In fact, putting your business up for sale while it’s on top might be the wisest entrepreneurial move you ever make. That’s right -- smarter than the idea that launched the business in the first place. It’s not an easy choice for founders like you who are emotionally invested in their companies.
But let’s get real. Leading a company through the various stages of its life cycle requires skills you may not have. In general, when small businesses cross a certain revenue threshold -- typically $5 million to $10 million -- the biggest obstacle to future success is usually the founder. You might believe you are the next Jeff Bezos, but it may be time to swallow your pride, hand over the reins to a professional management team and take the money.
That’s how it should work, but too often entrepreneurs sell their business only after something forces their hand, such as a divorce or an acrimonious split with a partner -- or when they face a declining market or bankruptcy.
“Businesses that have gone flat or, worse, are trending downward will have a tiny universe of buyers. As a result, their ability to negotiate the value and terms will be compromised,” warns Abe Garver, managing director of Palm Beach, Fla.-based M&A advisory firm BG Strategic Advisors.

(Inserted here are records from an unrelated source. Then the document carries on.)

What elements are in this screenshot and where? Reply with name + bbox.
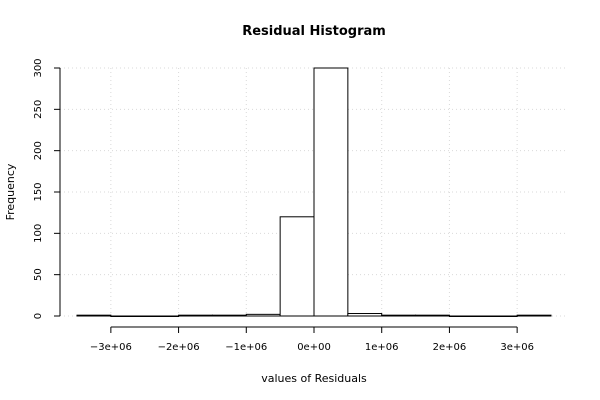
histogram-bar bbox=[482, 315, 518, 317]
y-axis: 0 50 100 150 200 250 300 bbox=[33, 58, 61, 319]
chart-title: Residual Histogram bbox=[242, 24, 386, 39]
x-tick-label: 1e+06 bbox=[365, 342, 399, 353]
histogram-bar bbox=[211, 314, 247, 317]
y-tick-label: 150 bbox=[33, 182, 44, 201]
histogram-bar bbox=[381, 314, 417, 317]
y-tick-label: 250 bbox=[33, 100, 44, 119]
x-axis-label: values of Residuals bbox=[261, 372, 367, 385]
histogram-bar bbox=[347, 313, 383, 317]
histogram-bar bbox=[313, 67, 349, 317]
bars-layer bbox=[76, 67, 552, 317]
x-tick-label: −3e+06 bbox=[90, 342, 132, 353]
histogram-bar bbox=[516, 314, 552, 317]
x-tick-label: −2e+06 bbox=[158, 342, 200, 353]
histogram-bar bbox=[279, 216, 315, 317]
y-tick-label: 300 bbox=[33, 58, 44, 77]
x-axis: −3e+06 −2e+06 −1e+06 0e+00 1e+06 2e+06 3e+06 bbox=[90, 326, 534, 353]
y-tick-label: 50 bbox=[33, 268, 44, 281]
x-tick-label: −1e+06 bbox=[225, 342, 267, 353]
y-axis-label: Frequency bbox=[4, 163, 17, 220]
x-tick-label: 3e+06 bbox=[500, 342, 534, 353]
histogram-bar bbox=[448, 315, 484, 317]
histogram-bar bbox=[110, 315, 146, 317]
histogram-bar bbox=[178, 314, 213, 317]
grid-layer bbox=[60, 67, 568, 317]
y-tick-label: 200 bbox=[33, 141, 44, 160]
histogram-bar bbox=[144, 315, 180, 317]
y-tick-label: 100 bbox=[33, 224, 44, 243]
histogram-bar bbox=[76, 314, 112, 317]
histogram-bar bbox=[415, 314, 450, 317]
y-tick-label: 0 bbox=[33, 313, 44, 319]
histogram-bar bbox=[245, 313, 281, 317]
x-tick-label: 2e+06 bbox=[433, 342, 467, 353]
x-tick-label: 0e+00 bbox=[297, 342, 331, 353]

Buyers want to know they’re making a profitable investment and want to see evidence of solid past performance. The good news is that they don’t need to see much: Even one quarter of consistent growth can yield big returns. The point is you’ve proved that your company is still capable of upward moves.

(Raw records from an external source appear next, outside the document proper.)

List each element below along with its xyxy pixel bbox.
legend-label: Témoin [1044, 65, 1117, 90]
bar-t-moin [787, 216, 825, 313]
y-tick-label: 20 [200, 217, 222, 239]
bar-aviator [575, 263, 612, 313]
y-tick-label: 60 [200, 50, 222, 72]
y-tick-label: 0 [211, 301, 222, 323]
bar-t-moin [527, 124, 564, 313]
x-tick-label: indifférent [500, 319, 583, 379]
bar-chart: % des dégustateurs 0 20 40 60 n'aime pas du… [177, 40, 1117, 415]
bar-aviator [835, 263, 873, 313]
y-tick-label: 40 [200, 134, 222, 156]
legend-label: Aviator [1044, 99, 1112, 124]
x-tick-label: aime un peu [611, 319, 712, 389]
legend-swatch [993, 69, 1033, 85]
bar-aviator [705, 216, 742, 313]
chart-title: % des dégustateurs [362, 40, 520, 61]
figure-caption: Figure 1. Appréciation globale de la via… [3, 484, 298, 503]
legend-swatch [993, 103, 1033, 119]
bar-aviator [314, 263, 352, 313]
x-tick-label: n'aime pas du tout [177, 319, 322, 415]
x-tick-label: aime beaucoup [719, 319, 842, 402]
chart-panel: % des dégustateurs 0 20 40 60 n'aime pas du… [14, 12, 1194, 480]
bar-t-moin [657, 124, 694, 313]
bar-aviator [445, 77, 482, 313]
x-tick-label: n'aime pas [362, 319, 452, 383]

Still, I realize it’s shortsighted to bank a successful sale solely on your last quarter’s P&L statement. Even when earnings look strong on paper, the bulk of the profits could be tied up in accounts receivable. Without adequate cash flow, you will eventually be forced to turn to expensive debt to fund your day-to-day operations, a move that could very well jeopardize the marketability of your business. Buyers want to see strong working capital, which indicates a company’s underlying operational efficiency. If you do have debt, pay close attention to your cash flow-to-debt ratio, Garver suggests. The higher the percentage, the better the company’s ability to carry its debt and the more attractive your business will be to buyers.
You may think that nothing I’ve said here concerns you because you’re making more money than you thought possible from your business, or you’ve got no problem waiting patiently for the right offer to come along. In fact, you’re exactly the type of business owner I’m trying to reach. Both of those scenarios are indicative of company strength, so it may be the ideal time to get a lucrative deal done. The question is, Are you smart enough to do something about it?